- Citizenship: Egypt
- Occupations: Researcher, Academic, Physician
- Title: Professor

Academic background
- Education: M.D., Ph.D.
- Alma mater: Zewail City of Science and Technology

Academic work
- Discipline: Biomedical Sciences
- Institutions: Center of Excellence for Stem Cells and Regenerative Medicine Zewail City of Science and Technology

= Nagwa El-Badri =

Egyptian scientist

Nagwa El-Badri is an Egyptian-American scientist, researcher and professor at Zewail City of Science and Technology.

== Education ==
Nagwa El-Badri has her Bachelor of Medicine, Bachelor of Surgery (MB Bch) degree from the Faculty of Medicine, Cairo University, Egypt. She has a Doctor of Philosophy degree from the University of South Florida’s College of Medicine in the United States of America.

== Career ==
Nagwa El-Badri is a Professor of the Biomedical Sciences Program at Zewail City of Science and Technology. She also serves as the Director of Biomedical Sciences Program. She heads the Center of Excellence for Stem Cells and Regenerative Medicine.

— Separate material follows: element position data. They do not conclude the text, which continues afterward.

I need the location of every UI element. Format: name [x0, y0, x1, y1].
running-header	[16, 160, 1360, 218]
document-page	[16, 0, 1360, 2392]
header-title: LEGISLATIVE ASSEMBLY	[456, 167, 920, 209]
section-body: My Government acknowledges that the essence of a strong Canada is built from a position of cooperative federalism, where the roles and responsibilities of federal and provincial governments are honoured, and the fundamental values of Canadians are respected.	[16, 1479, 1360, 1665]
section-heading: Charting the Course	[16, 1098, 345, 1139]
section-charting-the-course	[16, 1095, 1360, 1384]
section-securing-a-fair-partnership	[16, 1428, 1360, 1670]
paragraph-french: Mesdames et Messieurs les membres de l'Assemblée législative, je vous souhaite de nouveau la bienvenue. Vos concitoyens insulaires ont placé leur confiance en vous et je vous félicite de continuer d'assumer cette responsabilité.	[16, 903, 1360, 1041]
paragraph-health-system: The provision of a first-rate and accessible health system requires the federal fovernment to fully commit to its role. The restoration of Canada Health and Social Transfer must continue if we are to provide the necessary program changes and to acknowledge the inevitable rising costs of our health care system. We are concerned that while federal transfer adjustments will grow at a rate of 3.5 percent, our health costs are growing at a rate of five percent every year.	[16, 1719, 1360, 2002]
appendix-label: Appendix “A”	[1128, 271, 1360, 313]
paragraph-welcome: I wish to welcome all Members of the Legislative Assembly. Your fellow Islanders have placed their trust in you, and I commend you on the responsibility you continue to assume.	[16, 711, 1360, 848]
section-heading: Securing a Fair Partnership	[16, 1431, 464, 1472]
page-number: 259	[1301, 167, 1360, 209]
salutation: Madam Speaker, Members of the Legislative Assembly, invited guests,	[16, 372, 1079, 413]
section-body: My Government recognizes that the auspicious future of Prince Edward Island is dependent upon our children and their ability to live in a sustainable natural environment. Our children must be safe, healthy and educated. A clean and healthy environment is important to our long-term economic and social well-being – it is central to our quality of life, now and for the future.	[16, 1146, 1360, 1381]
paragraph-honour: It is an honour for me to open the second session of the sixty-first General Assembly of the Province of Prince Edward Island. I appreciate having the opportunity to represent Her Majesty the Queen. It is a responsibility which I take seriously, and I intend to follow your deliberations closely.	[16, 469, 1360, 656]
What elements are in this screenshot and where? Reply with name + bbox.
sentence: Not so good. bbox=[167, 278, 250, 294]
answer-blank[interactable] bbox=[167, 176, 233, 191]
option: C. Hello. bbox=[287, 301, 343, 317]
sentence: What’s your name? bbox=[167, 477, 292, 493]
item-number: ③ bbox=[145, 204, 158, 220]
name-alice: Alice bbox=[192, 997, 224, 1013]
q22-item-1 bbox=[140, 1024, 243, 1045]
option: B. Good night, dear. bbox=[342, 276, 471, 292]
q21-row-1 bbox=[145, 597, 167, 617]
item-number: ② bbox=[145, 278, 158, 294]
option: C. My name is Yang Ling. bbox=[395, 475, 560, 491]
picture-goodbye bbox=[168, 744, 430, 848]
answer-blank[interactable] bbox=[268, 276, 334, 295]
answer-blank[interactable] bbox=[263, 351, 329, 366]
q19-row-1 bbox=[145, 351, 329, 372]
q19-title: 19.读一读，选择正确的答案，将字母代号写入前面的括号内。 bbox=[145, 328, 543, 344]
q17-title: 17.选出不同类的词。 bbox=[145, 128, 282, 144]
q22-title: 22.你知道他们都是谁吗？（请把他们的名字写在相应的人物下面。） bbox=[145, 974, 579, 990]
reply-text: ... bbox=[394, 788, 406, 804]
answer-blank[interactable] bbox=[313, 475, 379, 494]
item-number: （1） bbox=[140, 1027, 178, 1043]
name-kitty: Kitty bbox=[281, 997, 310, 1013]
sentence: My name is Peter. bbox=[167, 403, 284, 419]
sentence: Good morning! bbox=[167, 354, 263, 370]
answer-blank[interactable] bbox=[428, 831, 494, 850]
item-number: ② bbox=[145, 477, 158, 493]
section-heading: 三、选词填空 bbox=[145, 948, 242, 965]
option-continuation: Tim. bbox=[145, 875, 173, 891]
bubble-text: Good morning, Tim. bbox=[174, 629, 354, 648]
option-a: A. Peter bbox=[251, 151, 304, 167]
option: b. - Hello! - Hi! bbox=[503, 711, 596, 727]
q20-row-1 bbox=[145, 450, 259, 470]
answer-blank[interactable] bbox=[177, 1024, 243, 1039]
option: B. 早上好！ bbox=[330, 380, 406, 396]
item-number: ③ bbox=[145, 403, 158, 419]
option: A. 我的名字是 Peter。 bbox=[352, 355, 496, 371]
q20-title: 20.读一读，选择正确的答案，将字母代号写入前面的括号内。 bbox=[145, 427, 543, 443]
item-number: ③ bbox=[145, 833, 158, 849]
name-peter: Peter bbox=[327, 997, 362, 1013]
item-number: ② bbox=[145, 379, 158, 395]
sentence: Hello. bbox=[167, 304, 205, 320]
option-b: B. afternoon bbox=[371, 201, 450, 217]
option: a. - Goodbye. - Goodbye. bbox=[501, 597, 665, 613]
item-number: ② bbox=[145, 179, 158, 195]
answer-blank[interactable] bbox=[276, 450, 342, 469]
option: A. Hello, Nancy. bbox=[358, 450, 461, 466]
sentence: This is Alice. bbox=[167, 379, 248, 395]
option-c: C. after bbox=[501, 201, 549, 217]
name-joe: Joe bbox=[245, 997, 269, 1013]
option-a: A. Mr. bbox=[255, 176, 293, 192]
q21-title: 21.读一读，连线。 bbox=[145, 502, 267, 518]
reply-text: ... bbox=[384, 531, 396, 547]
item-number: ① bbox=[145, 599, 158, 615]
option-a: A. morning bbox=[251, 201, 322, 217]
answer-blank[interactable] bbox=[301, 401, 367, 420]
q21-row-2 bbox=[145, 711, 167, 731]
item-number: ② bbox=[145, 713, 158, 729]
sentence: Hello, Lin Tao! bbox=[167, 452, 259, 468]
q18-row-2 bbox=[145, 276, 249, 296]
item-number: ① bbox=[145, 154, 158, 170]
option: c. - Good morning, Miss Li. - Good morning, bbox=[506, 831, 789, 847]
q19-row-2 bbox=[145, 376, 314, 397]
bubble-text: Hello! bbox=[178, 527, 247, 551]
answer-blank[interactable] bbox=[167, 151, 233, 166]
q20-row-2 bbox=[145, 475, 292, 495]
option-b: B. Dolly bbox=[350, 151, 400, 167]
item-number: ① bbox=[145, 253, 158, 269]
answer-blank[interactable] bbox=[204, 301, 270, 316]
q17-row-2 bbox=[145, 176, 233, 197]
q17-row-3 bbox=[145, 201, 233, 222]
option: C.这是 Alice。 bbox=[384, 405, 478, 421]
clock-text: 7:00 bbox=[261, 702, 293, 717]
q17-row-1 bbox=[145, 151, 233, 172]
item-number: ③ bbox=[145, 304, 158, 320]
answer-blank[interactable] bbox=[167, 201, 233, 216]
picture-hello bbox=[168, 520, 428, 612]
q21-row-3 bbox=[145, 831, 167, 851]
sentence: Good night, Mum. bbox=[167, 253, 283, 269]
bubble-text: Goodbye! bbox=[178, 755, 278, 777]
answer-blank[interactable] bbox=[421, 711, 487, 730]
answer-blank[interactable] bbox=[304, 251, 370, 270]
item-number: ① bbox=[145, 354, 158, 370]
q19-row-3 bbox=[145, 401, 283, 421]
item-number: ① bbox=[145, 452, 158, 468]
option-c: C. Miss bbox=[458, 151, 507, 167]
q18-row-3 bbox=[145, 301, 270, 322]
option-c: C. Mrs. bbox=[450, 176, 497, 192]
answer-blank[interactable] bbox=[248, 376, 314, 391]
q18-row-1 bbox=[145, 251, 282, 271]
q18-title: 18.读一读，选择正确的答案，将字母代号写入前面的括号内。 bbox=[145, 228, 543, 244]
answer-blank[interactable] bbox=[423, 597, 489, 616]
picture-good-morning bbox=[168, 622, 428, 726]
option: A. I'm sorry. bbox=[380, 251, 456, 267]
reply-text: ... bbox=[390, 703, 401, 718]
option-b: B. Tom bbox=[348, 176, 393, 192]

While at the University of South Florida,Nagwa El-Badri was the founder and Director of the Undergraduate and Graduate Program of Women’s Health at University of South Florida. She also established the graduate program in Aging and Neuroscience, and the Medicine and Gender Scholarly Concentration at the College of Medicine, University of South Florida.

== Publications ==

- Amniotic membrane promotes doxorubicin potency by suppressing SH-SY5Y neuroblastoma cell angiogenesis
- Promising wound healing activity of Saussurea costus loaded PCL–gelatin nanofibers
- Amniotic Membrane‐Derived Extracellular Matrix for Developing a Cost‐Effective Xenofree Hepatocellular Carcinoma Organoid Model
- Label-free live-cell-based electrochemical nano-biosensor for monitoring the hemolytic effect of Staphylococcus aureus α-hemolysin

== Award and recognition ==
El-Badri was awarded an Initial Investigatorship Award from the American Heart Association, she received the Women Appreciation Award from the Egyptian Academy of Scientific Research and Technology for 2020, and was noted as an Exemplary Leader in Management Position for Global Women in Stem by Meera Kaul Foundation. She is an Elected Fellow of the African Academy of Sciences.